If you are on an RPi this is known and expected behavior.
You can speed things up a tad by avoiding the use of primitives in your Rules. I’ve seen some reports of that saving several minutes by itself. I see a whole lot of primitives in those Rules.
A RPi 1 is not recommended for use as it doesn’t have enough RAM to run OH properly. A RPi 3 is probably the most popular host for OH right now, though in the coming months I expect the RPi 4 with at least 2 gig to replace that as most used. For most users and most uses the RPis are perfectly adequate, though the startup times are exaggerated.
Also, this may be obvious but it should be stated anyway, long Rules will require more effort by the computer to parse than shorter Rules. I see lots and lots of ways you can shrink this code by at least 50%. For example:
- use Design Pattern: Associated Items and Design Pattern: Encoding and Accessing Values in Rules to replace your initialization Rule with something that looks like
import org.eclipse.smarthome.model.script.ScriptServiceUtil
rule "Rollershutter Kueche Init"
when
System started
then
// Wait for everything to be loaded and parsed before trying to initialize stuff
createTimer(now.plusMinutes(30), [ |
RollerShuttersInitialize.members.forEach[ rsItem |
val initVal = ScriptServiceUtil.getItemRegistry.getItem(rsItem.name+"_Init")
rsItem.postUpdate(initVal.state)
]
])
end
Make sure that the Init Items are restoreOnStartup.
That takes a rule from 112 lines to 13 lines, including the comment.
The second Rule is probably a nightmare for the Rules Parser to handle. You ints on almost every line of code. And you don’t need a one of them. As rossko57 suggest, just use Number. It is far easier for the Rules engine to figure out the type of stuff at runtime than it is for it to parse and ensure the type of everything at compile time. When you use primitives you give the engine no choice but to figure it out at compile time greatly increasing your Rules parsing time.

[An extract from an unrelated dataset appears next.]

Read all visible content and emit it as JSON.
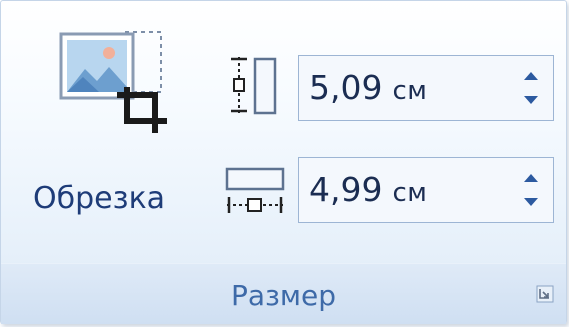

A lot of this second Rule also looks like it could benefit from Design Pattern: How to Structure a Rule and Design Pattern: DRY, How Not to Repeat Yourself in Rules DSL and perhaps Design Pattern: Separation of Behaviors which can separate some of the calculations into another Rule which will simplify both sets of logic. This is especially the case as it appears that the second and third Rule are very similar in parts. For example, move all the stuff at the top of both Rules where you calculate the upTime and downTime into their own Rule that gets triggered when Rolladen_EG_Kueche_Nighttime_Mode changes and store the result in a Items. Then your second and third Rule don’t need to duplicate that logic and can just use those Items.
I realize that most of the triggers are commented out in the third Rule, but they could all be replaced with a Group and the Member of trigger.